Casta quanto ci costi??

Indignazione Day a Campobasso: i cittadini indignati assediano il Consiglio Regionale.

Lo scorso luglio il Consiglio Regionale del Molise, ultimo in Italia, ha recepito, in una lunga seduta terminata a tarda notte, il D.L 174/12 in materia di riduzione dei costi della politica. Ne è scaturita una nuova legge regionale che, a conti fatti, anziché ridurre le indennità ed i rimborsi per consiglieri, assessori e presidenti di giunta e consiglio, così come tutti si aspettavano ed auspicavano, riesce persino ad aumentarli, in alcuni casi di circa 1000 euro al mese.

Uniche voci fuori dal coro, neanche a dirlo, i consiglieri regionali del Movimento 5 Stelle, Federico e Manzo, che hanno dato dura battaglia nell’ambito della discussione in aula, presentando ben 17 emendamenti finalizzati ad eliminare o ridurre in maniera più incisiva, alcuni dei privilegi di cui godono i loro colleghi. Tra questi, si è chiesto di limitare a poche cariche l’indennità di funzione (dai 750 ai 3000 euro), altrimenti corrisposta, a vario titolo, alla quasi totalità dei consiglieri; di limitare a 250 euro giornaliere il tetto massimo di rimborso per i consiglieri “in missione”; di eliminare l’adeguamento progressivo agli indici ISTAT dei già corposi stipendi dei consiglieri; di ridurre al minimo l’indennità per un consigliere sospeso dalle funzioni; di abrogare il contestatissimo art. 7 della legge regionale che assegna ad ogni consigliere 2450 euro mensili per consulenza/assistenza (portaborse), il più delle volte intascati direttamente dai consiglieri poiché senza alcun obbligo di rendicontazione.

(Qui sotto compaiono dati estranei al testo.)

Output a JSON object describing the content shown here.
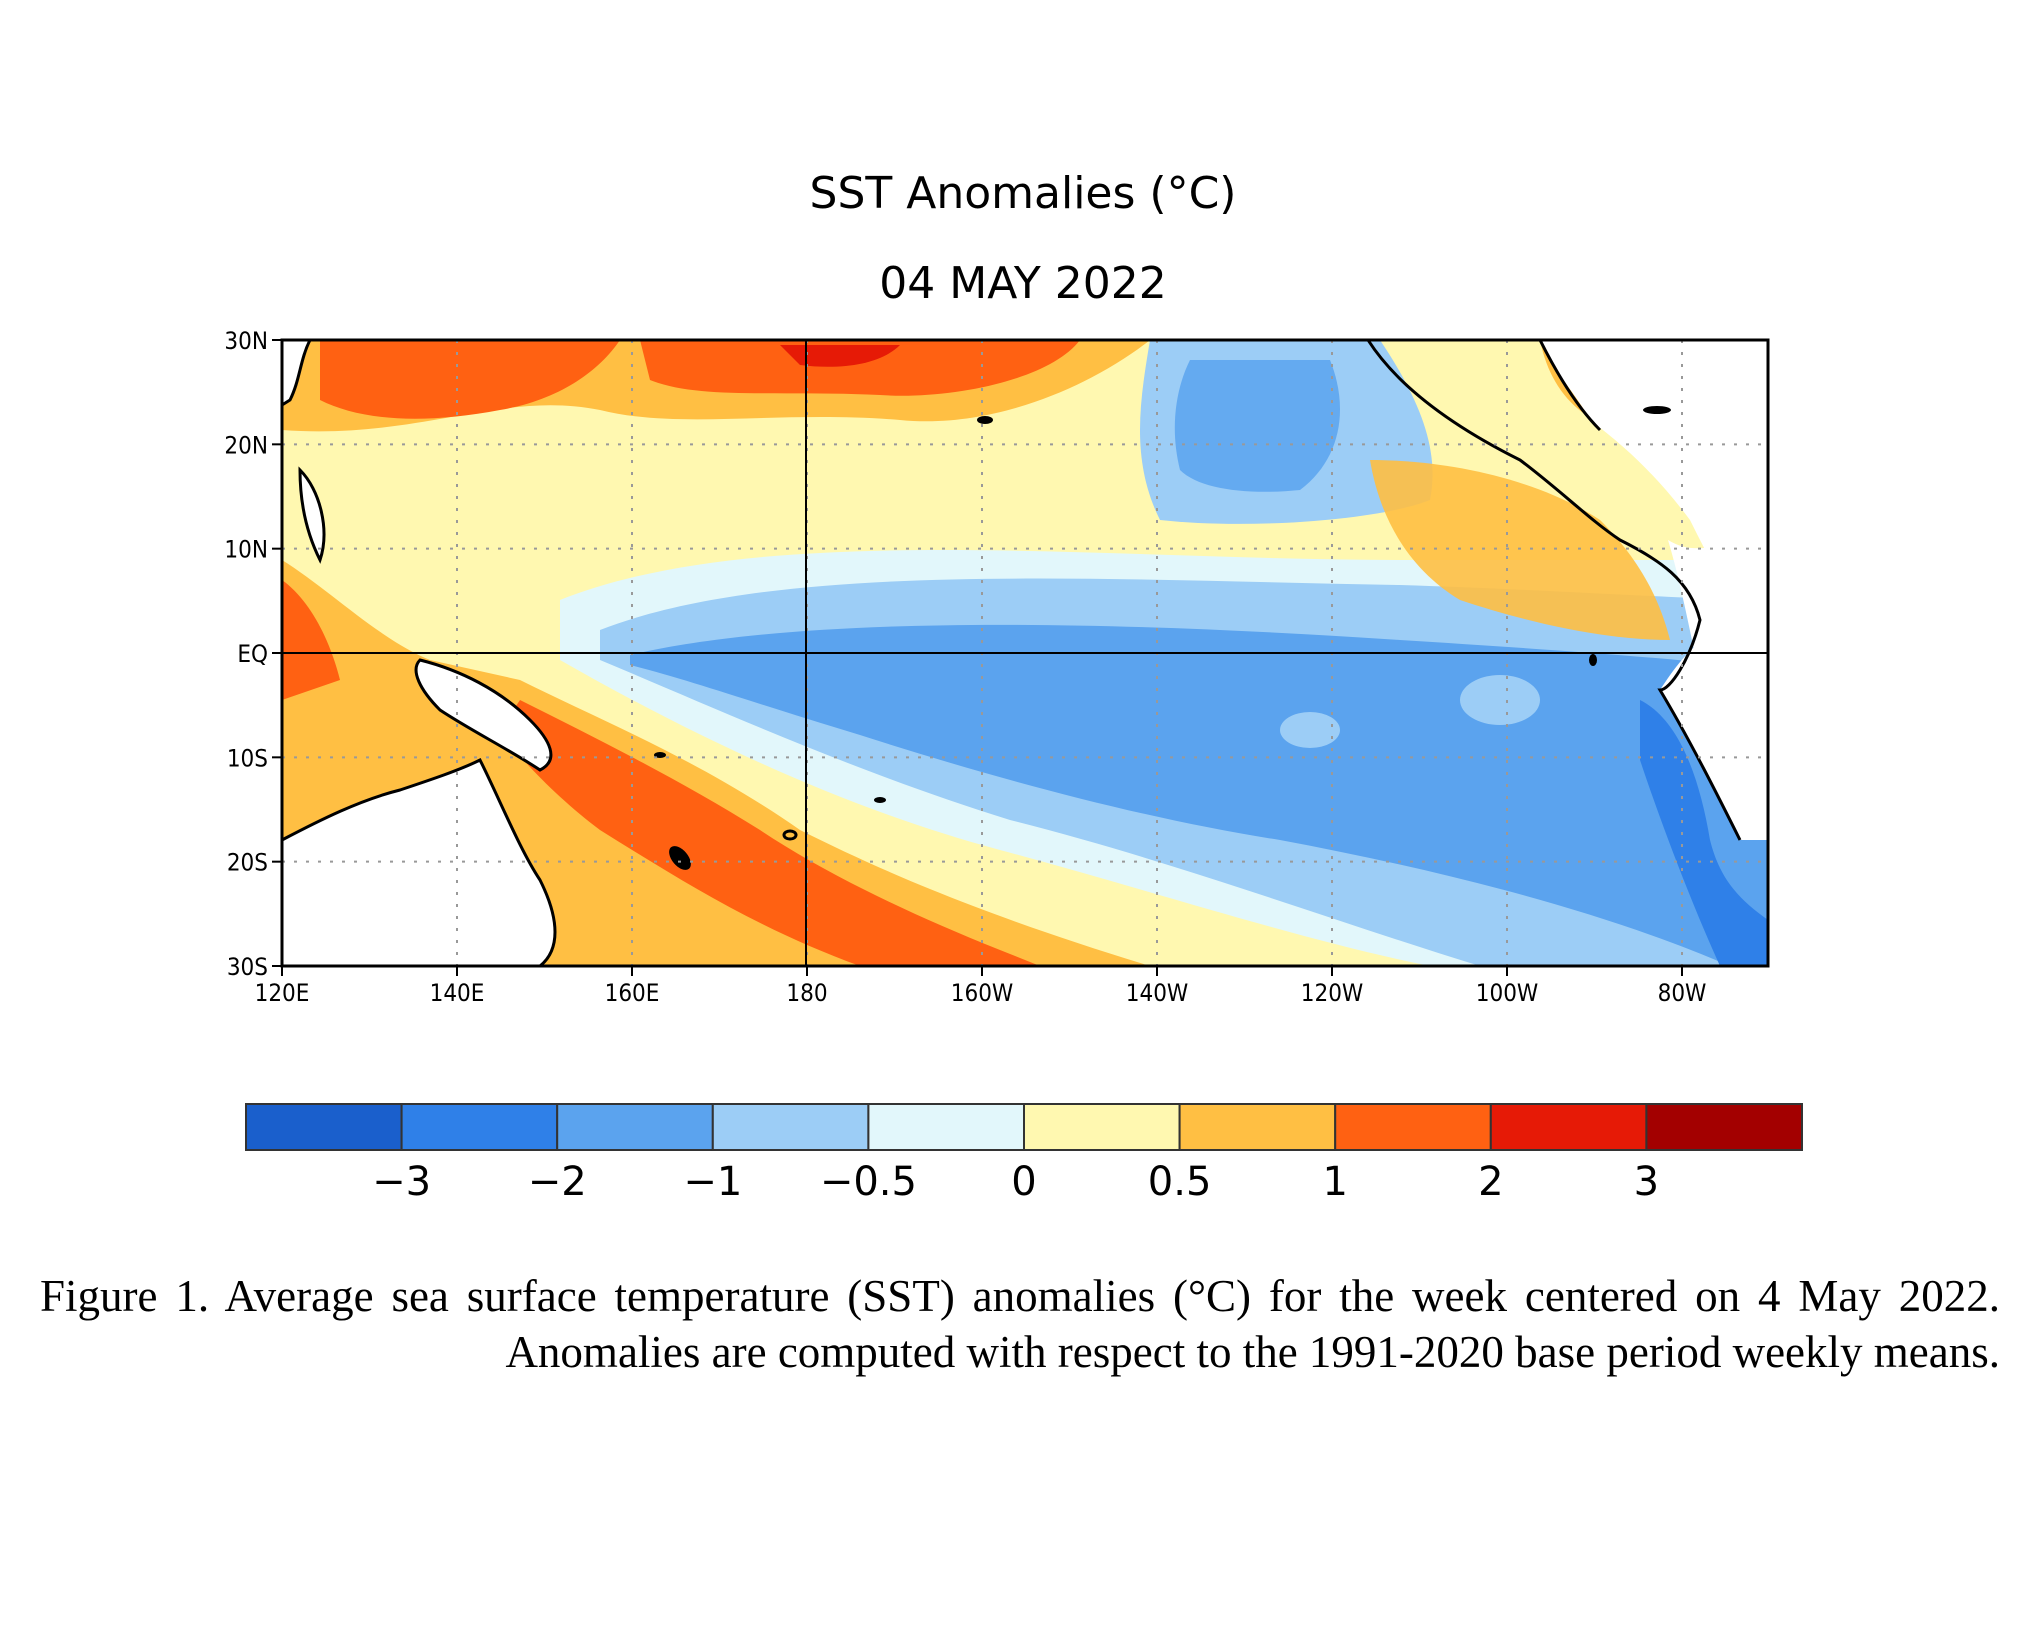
{
  "figure": {
    "title_line1": "SST Anomalies (°C)",
    "title_line2": "04 MAY 2022",
    "caption": "Figure 1. Average sea surface temperature (SST) anomalies (°C) for the week centered on 4 May 2022.  Anomalies are computed with respect to the 1991-2020 base period weekly means."
  },
  "map": {
    "region": {
      "lon_range_deg_east": [
        120,
        290
      ],
      "lat_range": [
        -30,
        30
      ]
    },
    "lat_ticks": [
      "30N",
      "20N",
      "10N",
      "EQ",
      "10S",
      "20S",
      "30S"
    ],
    "lon_ticks": [
      "120E",
      "140E",
      "160E",
      "180",
      "160W",
      "140W",
      "120W",
      "100W",
      "80W"
    ],
    "gridlines": "dotted",
    "reference_lines": [
      "EQ",
      "180"
    ]
  },
  "colorbar": {
    "colors": [
      "#1a5fcc",
      "#2f80e8",
      "#5ba3ee",
      "#9ccdf6",
      "#e2f7fb",
      "#fff8b0",
      "#ffbf43",
      "#ff6112",
      "#e61a06",
      "#a30000"
    ],
    "labels": [
      "−3",
      "−2",
      "−1",
      "−0.5",
      "0",
      "0.5",
      "1",
      "2",
      "3"
    ]
  }
}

Tutti gli emendamenti presentati, sono stati sistematicamente respinti dal monoblocco centro/destra/sinistra, uniti in un diabolico patto di mutuo soccorso, al fine di salvaguardare ogni beneficio possibile.

Allo scellerato comportamento del consiglio è seguita una ondata di indignazione popolare che ha spinto gli attivisti del Movimento ad indire un INDIGNAZIONE DAY, lo scorso 6 agosto, davanti ai cancelli del consiglio. Centinaia i cittadini intervenuti, nonostante i 40 gradi, la giornata lavorativa ed il periodo vacanziero, per manifestare la contrarietà alle decisioni del consiglio ed il pieno appoggio al coraggioso lavoro dei consiglieri pentastellati. Un vero assedio al “palazzo” che ha costretto gran parte dei consiglieri ed assessori in ingresso nella sede consiliare, ad attraversare due ali di folla a dir poco “indignata”. Tra questi, solo un paio hanno affrontato i cittadini, tentando maldestramente di giustificare, con delle performances di politichese spinto ed arrampicate sugli specchi, il loro cedolino stipendiale che supera i 10 mila euro mensili.

La pressione dei manifestanti ha indotto successivamente il presidente del consiglio a sospendere la seduta in corso e convocare una delegazione di attivisti del movimento per far loro illustrare, dapprima al consiglio riunito, successivamente in forma riservata ai presidenti di giunta e consiglio i motivi della contestazione.

Assolutamente inutile raccontare i contenuti dell’incontro, quando dall’altra parte del tavolo ci sono le massime cariche regionali che ammettono che la riduzione delle indennità comporterebbe l’obbligo dell’adeguamento di tutte le regioni alla più “virtuosa”, smascherando palesemente gli ordini di scuderia dei partiti di non far scendere al di sotto di determinati livelli di retribuzione i compensi per gli eletti nei consigli regionali. Inutile tentare di ragionare con chi rivendica, oltre la legittimità, anche l’equità della propria busta paga di oltre 12 mila euro mensili. Inutile confrontarsi con chi ha la sfacciataggine di confessare che per mantenere consensi e preferenze sull’intero territorio regionale ci vogliono risorse adeguate, impegno e lavoro, dove per lavoro s’intende anche presenziare alle tante sagre e feste paesane, nonché cerimonie di battesimi e matrimoni, con tutte le relative spese connesse.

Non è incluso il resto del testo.